Crabtree also said Cramer accepted $7,800 from the political action committee and top executives of Florida Power & Light. Subsidiary NextEra is a wind energy developer in North Dakota, and the siting of its wind farms falls under PSC jurisdiction, Crabtree said.

Cramer’s campaign received $4,800 in contributions this year and $3,000 during 2007-2008, Crabtree said.

Throughout the campaign, Cramer has said he regulates with a light touch, Crabtree said.

“How are we as North Dakota voters to know whether that light touch is because of the contributions he’s received?” Crabtree said.

“There’s nothing wrong with money from industry, but money from industry where they have a direct benefit from the outcome of a particular case, that is corruption of the regulatory process. It happens to be legal in North Dakota, but it still corrupts the process,” he said.

Cramer said Crabtree has received $75,000 “laundered through Washington, D.C.”

“If he thinks that laundering his money through the Democratic Party makes him clean, I guess I’d take full transparency over that any day,” Cramer said.

He said he would expect people making investments in North Dakota to support a regulator who “regulates without bias as opposed to somebody who brings as much ideological baggage to the table as Brad Crabtree does.”

Cramer called his contributions “noble activism by a corporate citizen.”

“We expect people to demonstrate their corporate citizenship by supporting people that are good public servants,” he said. “I don’t see that as bad or wrong. I don’t think most North Dakotans will, either.”

Cramer pointed to $2,500 in contributions Crabtree received from connections to Kinder Morgan, described on its website as “one of the largest pipeline transportation and energy storage companies in North America.”

“On the one hand, he criticizes me for taking from companies and then he does exactly the same thing and somehow that’s OK,” Cramer said. “All you have to do is look at my record. If there’s any place in my record that you can tie a contribution back to a decision I made, then you might have an issue. Until you can do that, he has no issue.”

Referring to his Washington, D.C., contributions, Crabtree said he won’t be regulating Kent Conrad, Byron Dorgan and Earl Pomeroy if elected to the commission.
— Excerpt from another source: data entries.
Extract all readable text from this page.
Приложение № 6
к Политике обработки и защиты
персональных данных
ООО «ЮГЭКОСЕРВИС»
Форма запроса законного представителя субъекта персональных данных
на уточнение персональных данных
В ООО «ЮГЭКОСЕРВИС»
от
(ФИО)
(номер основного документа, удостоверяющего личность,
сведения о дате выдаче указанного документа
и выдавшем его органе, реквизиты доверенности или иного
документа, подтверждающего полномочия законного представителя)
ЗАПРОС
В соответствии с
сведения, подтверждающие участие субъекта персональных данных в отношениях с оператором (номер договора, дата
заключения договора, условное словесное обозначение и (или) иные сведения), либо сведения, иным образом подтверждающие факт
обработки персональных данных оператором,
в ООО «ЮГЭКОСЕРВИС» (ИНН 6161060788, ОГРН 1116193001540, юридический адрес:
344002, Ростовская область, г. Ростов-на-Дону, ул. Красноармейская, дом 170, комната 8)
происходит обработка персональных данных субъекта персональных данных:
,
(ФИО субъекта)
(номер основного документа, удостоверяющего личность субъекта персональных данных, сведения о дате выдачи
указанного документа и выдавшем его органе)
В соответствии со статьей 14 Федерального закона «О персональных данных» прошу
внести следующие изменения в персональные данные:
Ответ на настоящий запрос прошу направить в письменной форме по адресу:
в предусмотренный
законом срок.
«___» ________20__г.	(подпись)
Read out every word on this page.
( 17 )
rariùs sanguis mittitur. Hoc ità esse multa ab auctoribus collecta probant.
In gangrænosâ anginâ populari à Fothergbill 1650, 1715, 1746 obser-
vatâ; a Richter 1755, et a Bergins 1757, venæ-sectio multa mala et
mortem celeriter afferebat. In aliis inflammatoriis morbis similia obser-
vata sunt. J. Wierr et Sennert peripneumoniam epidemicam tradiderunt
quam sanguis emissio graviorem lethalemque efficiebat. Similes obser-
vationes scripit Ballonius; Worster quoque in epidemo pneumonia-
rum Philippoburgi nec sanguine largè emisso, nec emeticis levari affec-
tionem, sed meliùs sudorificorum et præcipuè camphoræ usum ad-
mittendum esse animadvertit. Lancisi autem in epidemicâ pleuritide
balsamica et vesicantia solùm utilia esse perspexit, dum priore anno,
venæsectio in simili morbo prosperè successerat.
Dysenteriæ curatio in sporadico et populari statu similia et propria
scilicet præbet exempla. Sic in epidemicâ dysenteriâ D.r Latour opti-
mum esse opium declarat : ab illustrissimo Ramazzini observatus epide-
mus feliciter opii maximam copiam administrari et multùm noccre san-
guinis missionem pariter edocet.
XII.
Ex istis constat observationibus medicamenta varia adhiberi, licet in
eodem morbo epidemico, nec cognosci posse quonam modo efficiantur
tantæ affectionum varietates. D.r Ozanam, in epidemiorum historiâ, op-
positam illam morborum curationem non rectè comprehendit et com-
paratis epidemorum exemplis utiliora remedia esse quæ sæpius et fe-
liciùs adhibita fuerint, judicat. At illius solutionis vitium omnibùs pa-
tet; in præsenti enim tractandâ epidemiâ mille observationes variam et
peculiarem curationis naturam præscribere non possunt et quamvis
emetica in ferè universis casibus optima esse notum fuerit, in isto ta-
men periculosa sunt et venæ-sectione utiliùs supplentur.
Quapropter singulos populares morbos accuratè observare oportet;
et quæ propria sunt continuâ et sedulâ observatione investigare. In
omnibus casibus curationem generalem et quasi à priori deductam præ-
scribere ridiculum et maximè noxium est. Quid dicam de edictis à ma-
As for Kinder Morgan, Crabtree said he knows the contributors through his family and said the company doesn’t have any business before the North Dakota PSC.

Crabtree said North Dakota has “terrible regulation of campaign finance” and said state legislators should take a hard look at it.

“The idea that you can legally take unlimited contributions from a company or an institution that, as a regulator, you’re supposed to regulate, to me is unethical on the face of it,” he said.

Cramer’s report lists his total of all contributions at $164,541.39. Crabtree’s is $155,413.40.